South African Transport and Allied Workers’ Union (SATAWU) applauds the Minister of Higher Education and Training Naledi Pandor for providing debt relief to more than 50 000 tertiary students.
The Higher Education and Training Ministry announced on Sunday that R967 million was allocated to settle the historical debt of students the National Student Financial Aid Scheme (NSFAS) continues to fund. Students who were funded by NSFAS prior to the improvement of its funding mechanism in 2018 were expected to pay a portion of their fees from their own pockets. The self-funding portion of the fees is what resulted in the historical debt for those students who could not afford to cover it.
Minister Pandor’s announcement is a direct response to protests students staged across campuses earlier this year.
SATAWU is pleased that this move will not only provide much-needed relief to the students, who will now be free to focus on their studies, but will also come as a welcome respite to their working class parents, who undoubtedly would have been stressed about how to settle the debt.

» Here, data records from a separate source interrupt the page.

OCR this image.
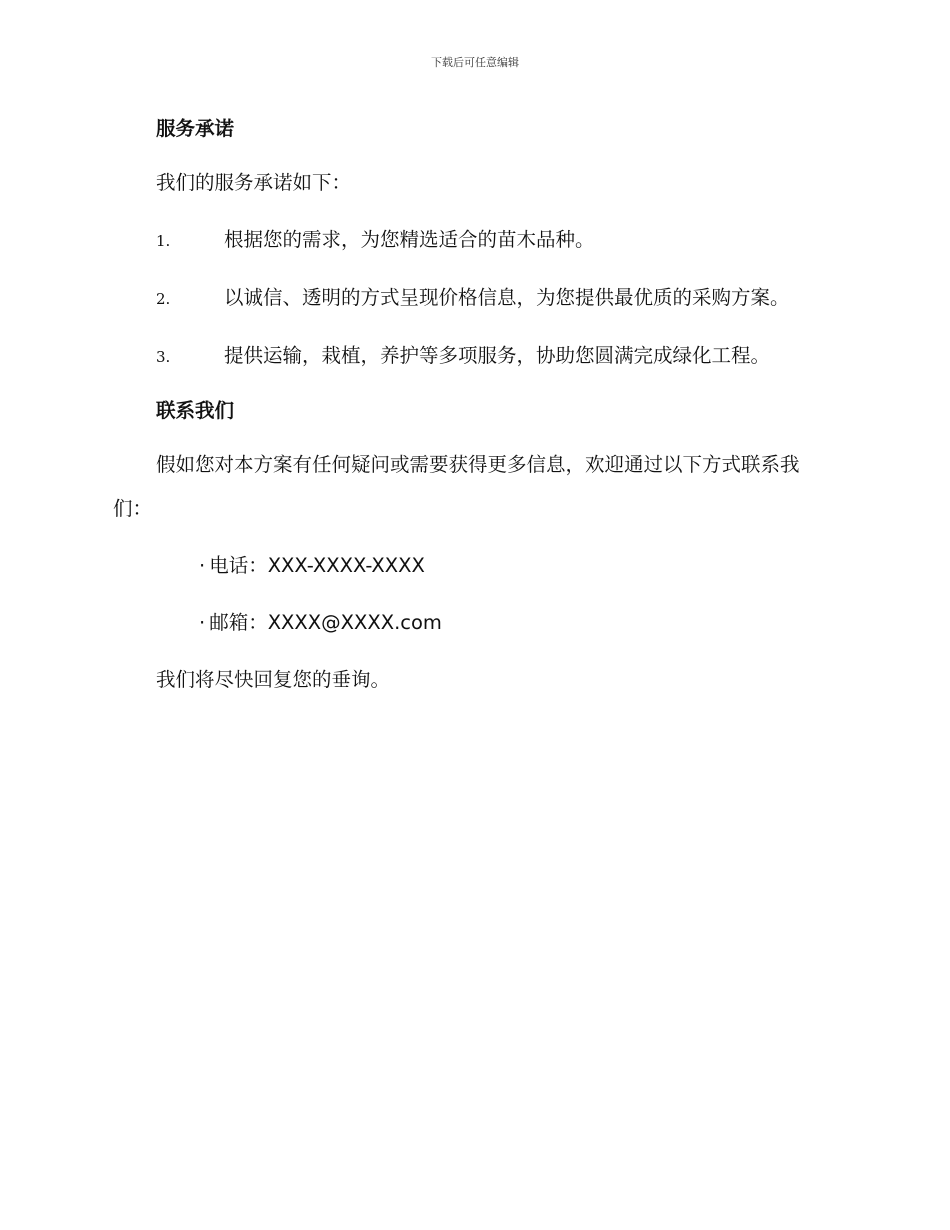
下载后可任意编辑
服务承诺
我们的服务承诺如下：
1.	根据您的需求，为您精选适合的苗木品种。
2.	以诚信、透明的方式呈现价格信息，为您提供最优质的采购方案。
3.	提供运输，栽植，养护等多项服务，协助您圆满完成绿化工程。
联系我们
假如您对本方案有任何疑问或需要获得更多信息，欢迎通过以下方式联系我们：
· 电话：XXX-XXXX-XXXX
· 邮箱：XXXX@XXXX.com
我们将尽快回复您的垂询。
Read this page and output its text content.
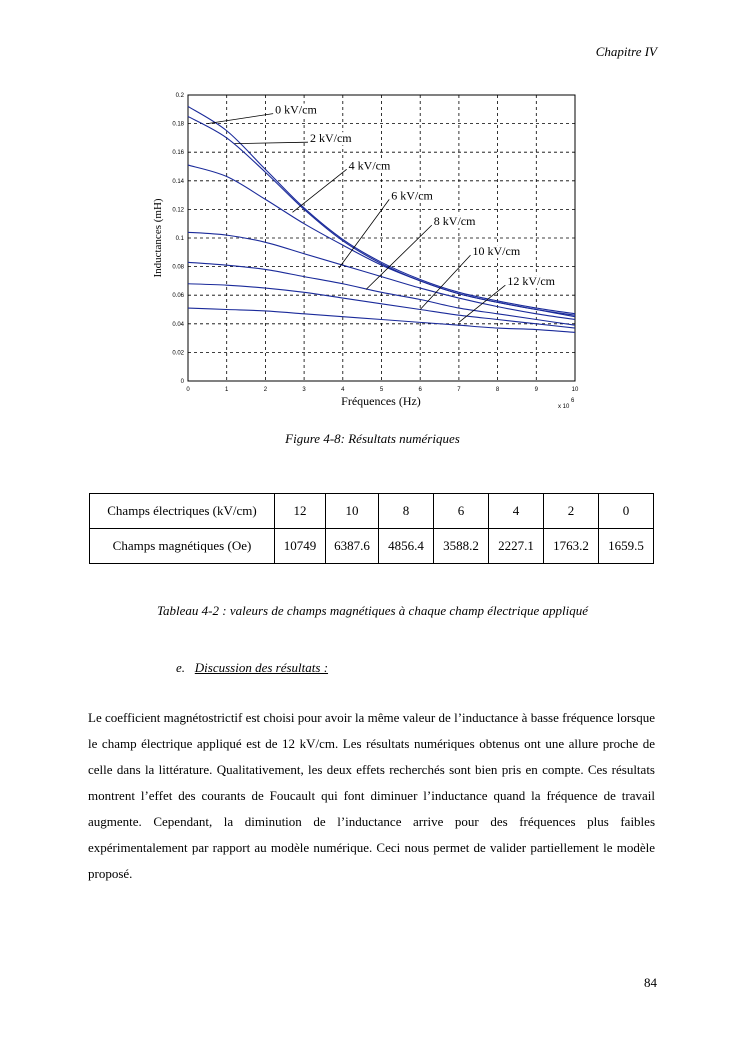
Chapitre IV
0	1	2	3	4	5	6	7	8	9	10
0
0.02
0.04
0.06
0.08
0.1
0.12
0.14
0.16
0.18
0.2
0 kV/cm
2 kV/cm
4 kV/cm
6 kV/cm
8 kV/cm
10 kV/cm
12 kV/cm
Fréquences (Hz)
Inductances (mH)
x 10
6
Figure 4-8: Résultats numériques
Champs électriques (kV/cm)	12	10	8	6	4	2	0
Champs magnétiques (Oe)	10749	6387.6	4856.4	3588.2	2227.1	1763.2	1659.5
Tableau 4-2 : valeurs de champs magnétiques à chaque champ électrique appliqué
e. Discussion des résultats :
Le coefficient magnétostrictif est choisi pour avoir la même valeur de l’inductance à basse fréquence lorsque le champ électrique appliqué est de 12 kV/cm. Les résultats numériques obtenus ont une allure proche de celle dans la littérature. Qualitativement, les deux effets recherchés sont bien pris en compte. Ces résultats montrent l’effet des courants de Foucault qui font diminuer l’inductance quand la fréquence de travail augmente. Cependant, la diminution de l’inductance arrive pour des fréquences plus faibles expérimentalement par rapport au modèle numérique. Ceci nous permet de valider partiellement le modèle proposé.
84
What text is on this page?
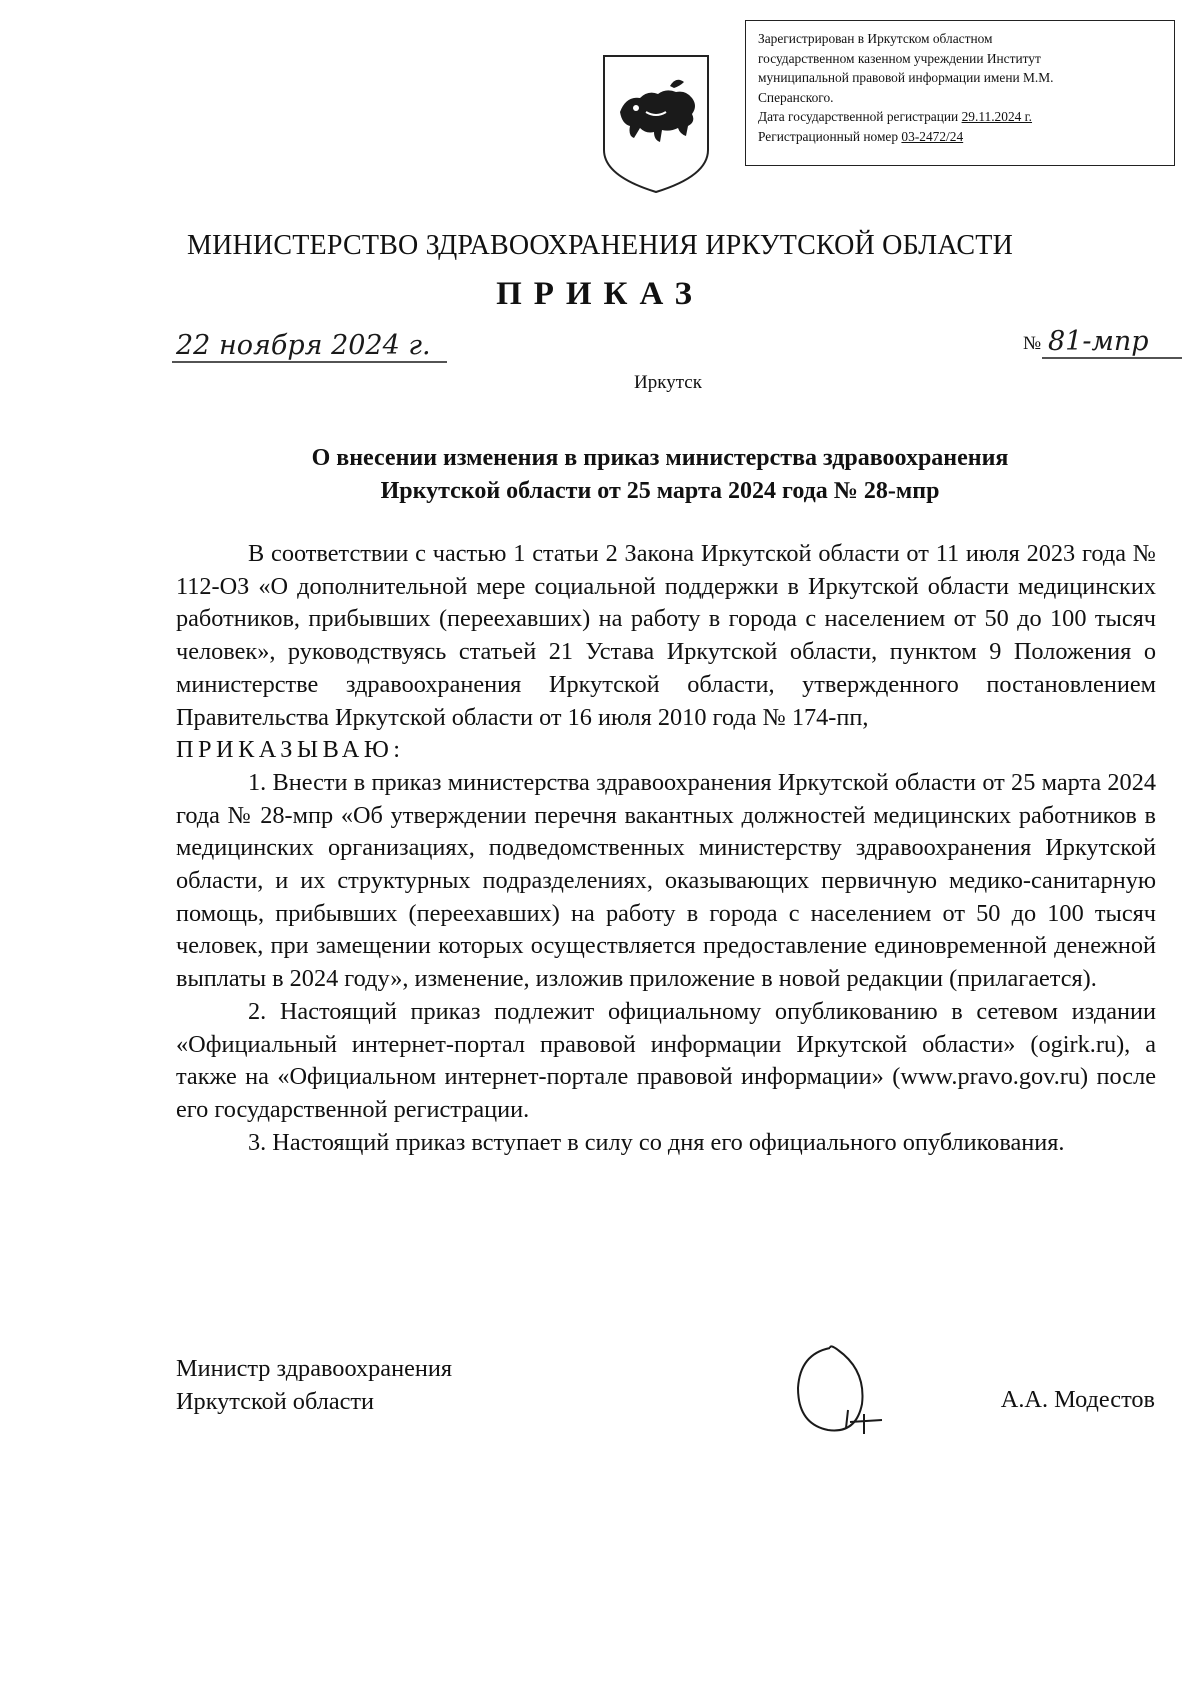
Зарегистрирован в Иркутском областном
государственном казенном учреждении Институт
муниципальной правовой информации имени М.М.
Сперанского.
Дата государственной регистрации 29.11.2024 г.
Регистрационный номер 03-2472/24
МИНИСТЕРСТВО ЗДРАВООХРАНЕНИЯ ИРКУТСКОЙ ОБЛАСТИ
ПРИКАЗ
22 ноября 2024 г.	№ 81-мпр
Иркутск
О внесении изменения в приказ министерства здравоохранения
Иркутской области от 25 марта 2024 года № 28-мпр

В соответствии с частью 1 статьи 2 Закона Иркутской области от 11 июля 2023 года № 112-ОЗ «О дополнительной мере социальной поддержки в Иркутской области медицинских работников, прибывших (переехавших) на работу в города с населением от 50 до 100 тысяч человек», руководствуясь статьей 21 Устава Иркутской области, пунктом 9 Положения о министерстве здравоохранения Иркутской области, утвержденного постановлением Правительства Иркутской области от 16 июля 2010 года № 174-пп,

ПРИКАЗЫВАЮ:

1. Внести в приказ министерства здравоохранения Иркутской области от 25 марта 2024 года № 28-мпр «Об утверждении перечня вакантных должностей медицинских работников в медицинских организациях, подведомственных министерству здравоохранения Иркутской области, и их структурных подразделениях, оказывающих первичную медико-санитарную помощь, прибывших (переехавших) на работу в города с населением от 50 до 100 тысяч человек, при замещении которых осуществляется предоставление единовременной денежной выплаты в 2024 году», изменение, изложив приложение в новой редакции (прилагается).

2. Настоящий приказ подлежит официальному опубликованию в сетевом издании «Официальный интернет-портал правовой информации Иркутской области» (ogirk.ru), а также на «Официальном интернет-портале правовой информации» (www.pravo.gov.ru) после его государственной регистрации.

3. Настоящий приказ вступает в силу со дня его официального опубликования.

Министр здравоохранения
Иркутской области	А.А. Модестов
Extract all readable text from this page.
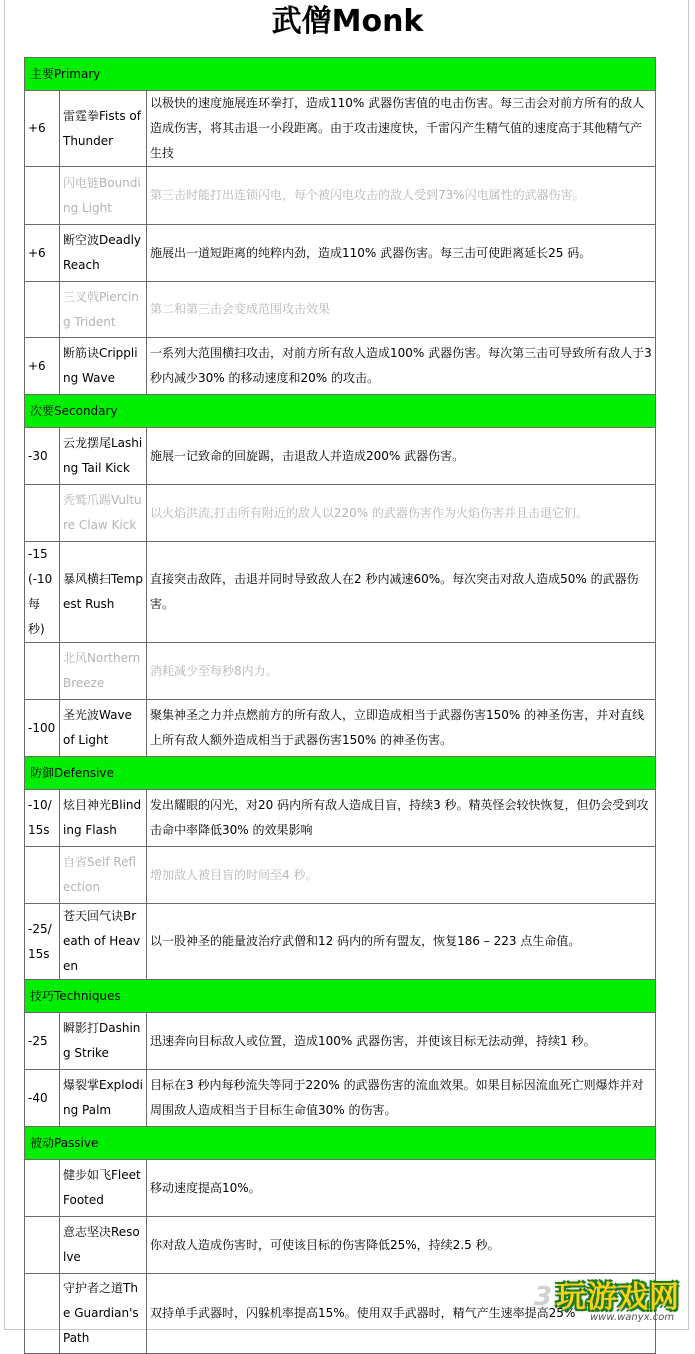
武僧Monk
主要Primary		
+6	雷霆拳Fists of Thunder	以极快的速度施展连环拳打，造成110% 武器伤害值的电击伤害。每三击会对前方所有的敌人造成伤害，将其击退一小段距离。由于攻击速度快，千雷闪产生精气值的速度高于其他精气产生技
	闪电链Bounding Light	第三击时能打出连锁闪电，每个被闪电攻击的敌人受到73%闪电属性的武器伤害。
+6	断空波Deadly Reach	施展出一道短距离的纯粹内劲，造成110% 武器伤害。每三击可使距离延长25 码。
	三叉戟Piercing Trident	第二和第三击会变成范围攻击效果
+6	断筋诀Crippling Wave	一系列大范围横扫攻击，对前方所有敌人造成100% 武器伤害。每次第三击可导致所有敌人于3 秒内减少30% 的移动速度和20% 的攻击。
次要Secondary		
-30	云龙摆尾Lashing Tail Kick	施展一记致命的回旋踢，击退敌人并造成200% 武器伤害。
	秃鹫爪踢Vulture Claw Kick	以火焰洪流,打击所有附近的敌人以220% 的武器伤害作为火焰伤害并且击退它们。
-15(-10每秒)	暴风横扫Tempest Rush	直接突击敌阵，击退并同时导致敌人在2 秒内减速60%。每次突击对敌人造成50% 的武器伤害。
	北风Northern Breeze	消耗减少至每秒8内力。
-100	圣光波Wave of Light	聚集神圣之力并点燃前方的所有敌人，立即造成相当于武器伤害150% 的神圣伤害，并对直线上所有敌人额外造成相当于武器伤害150% 的神圣伤害。
防御Defensive		
-10/15s	炫目神光Blinding Flash	发出耀眼的闪光，对20 码内所有敌人造成目盲，持续3 秒。精英怪会较快恢复，但仍会受到攻击命中率降低30% 的效果影响
	自省Self Reflection	增加敌人被目盲的时间至4 秒。
-25/15s	苍天回气诀Breath of Heaven	以一股神圣的能量波治疗武僧和12 码内的所有盟友，恢复186 – 223 点生命值。
技巧Techniques		
-25	瞬影打Dashing Strike	迅速奔向目标敌人或位置，造成100% 武器伤害，并使该目标无法动弹，持续1 秒。
-40	爆裂掌Exploding Palm	目标在3 秒内每秒流失等同于220% 的武器伤害的流血效果。如果目标因流血死亡则爆炸并对周围敌人造成相当于目标生命值30% 的伤害。
被动Passive		
	健步如飞Fleet Footed	移动速度提高10%。
	意志坚决Resolve	你对敌人造成伤害时，可使该目标的伤害降低25%，持续2.5 秒。
	守护者之道The Guardian's Path	双持单手武器时，闪躲机率提高15%。使用双手武器时，精气产生速率提高25%
3 玩游戏网
www.wanyx.com
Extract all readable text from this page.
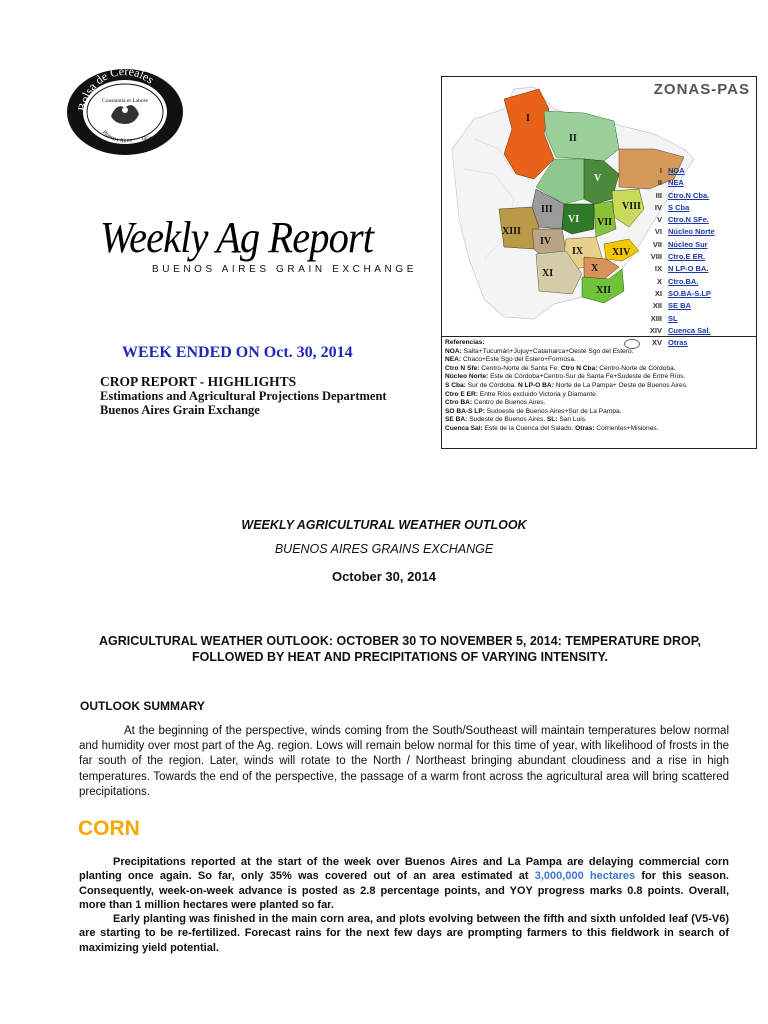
Bolsa de Cereales
Buenos Aires
Constantia et Labore
1854
Weekly Ag Report
BUENOS AIRES GRAIN EXCHANGE
WEEK ENDED ON Oct. 30, 2014
CROP REPORT - HIGHLIGHTS
Estimations and Agricultural Projections Department
Buenos Aires Grain Exchange
I
II
V
VIII
III
VI VII
XIII
IV
IX	XIV
X
XI
XII
ZONAS-PAS
I NOA
II NEA
III Ctro.N Cba.
IV S Cba
V Ctro.N SFe.
VI Núcleo Norte
VII Núcleo Sur
VIII Ctro.E ER.
IX N LP-O BA.
X Ctro.BA.
XI SO.BA-S.LP
XII SE BA
XIII SL
XIV Cuenca Sal.
XV Otras
Referencias:
NOA: Salta+Tucumán+Jujuy+Catamarca+Oeste Sgo del Estero.
NEA: Chaco+Este Sgo del Estero+Formosa.
Ctro N Sfe: Centro-Norte de Santa Fe. Ctro N Cba: Centro-Norte de Córdoba.
Núcleo Norte: Este de Córdoba+Centro-Sur de Santa Fe+Sudeste de Entre Ríos.
S Cba: Sur de Córdoba. N LP-O BA: Norte de La Pampa+ Oeste de Buenos Aires.
Ctro E ER: Entre Ríos excluido Victoria y Diamante.
Ctro BA: Centro de Buenos Aires.
SO BA-S LP: Sudoeste de Buenos Aires+Sur de La Pampa.
SE BA: Sudeste de Buenos Aires. SL: San Luis.
Cuenca Sal: Este de la Cuenca del Salado. Otras: Corrientes+Misiones.
WEEKLY AGRICULTURAL WEATHER OUTLOOK
BUENOS AIRES GRAINS EXCHANGE
October 30, 2014
AGRICULTURAL WEATHER OUTLOOK: OCTOBER 30 TO NOVEMBER 5, 2014: TEMPERATURE DROP, FOLLOWED BY HEAT AND PRECIPITATIONS OF VARYING INTENSITY.
OUTLOOK SUMMARY
At the beginning of the perspective, winds coming from the South/Southeast will maintain temperatures below normal and humidity over most part of the Ag. region. Lows will remain below normal for this time of year, with likelihood of frosts in the far south of the region. Later, winds will rotate to the North / Northeast bringing abundant cloudiness and a rise in high temperatures. Towards the end of the perspective, the passage of a warm front across the agricultural area will bring scattered precipitations.
CORN

Precipitations reported at the start of the week over Buenos Aires and La Pampa are delaying commercial corn planting once again. So far, only 35% was covered out of an area estimated at 3,000,000 hectares for this season. Consequently, week-on-week advance is posted as 2.8 percentage points, and YOY progress marks 0.8 points. Overall, more than 1 million hectares were planted so far.

Early planting was finished in the main corn area, and plots evolving between the fifth and sixth unfolded leaf (V5-V6) are starting to be re-fertilized. Forecast rains for the next few days are prompting farmers to this fieldwork in search of maximizing yield potential.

A significant percentage of workers that SATAWU organises are employed in the security and cleaning sectors. The low wages and lack of job security due to low barriers to entry in these sectors deem workers vulnerable. SATAWU is delighted that our members are among those set to benefit the most out of allotted historical debt relief.
In addition, the nearly R1 billion fund will go some way in alleviating the triple challenges of poverty, inequality and unemployment as more students qualify debt-free and enter the working world without burdening their parents with the hundreds of thousands it costs to acquire a tertiary qualification.
SATAWU reiterates Minister Pandor’s appeal to “stakeholders in our society” particularly the private sector to work with government and institutions in finding solutions to support students from families that cannot afford to pay tertiary study costs.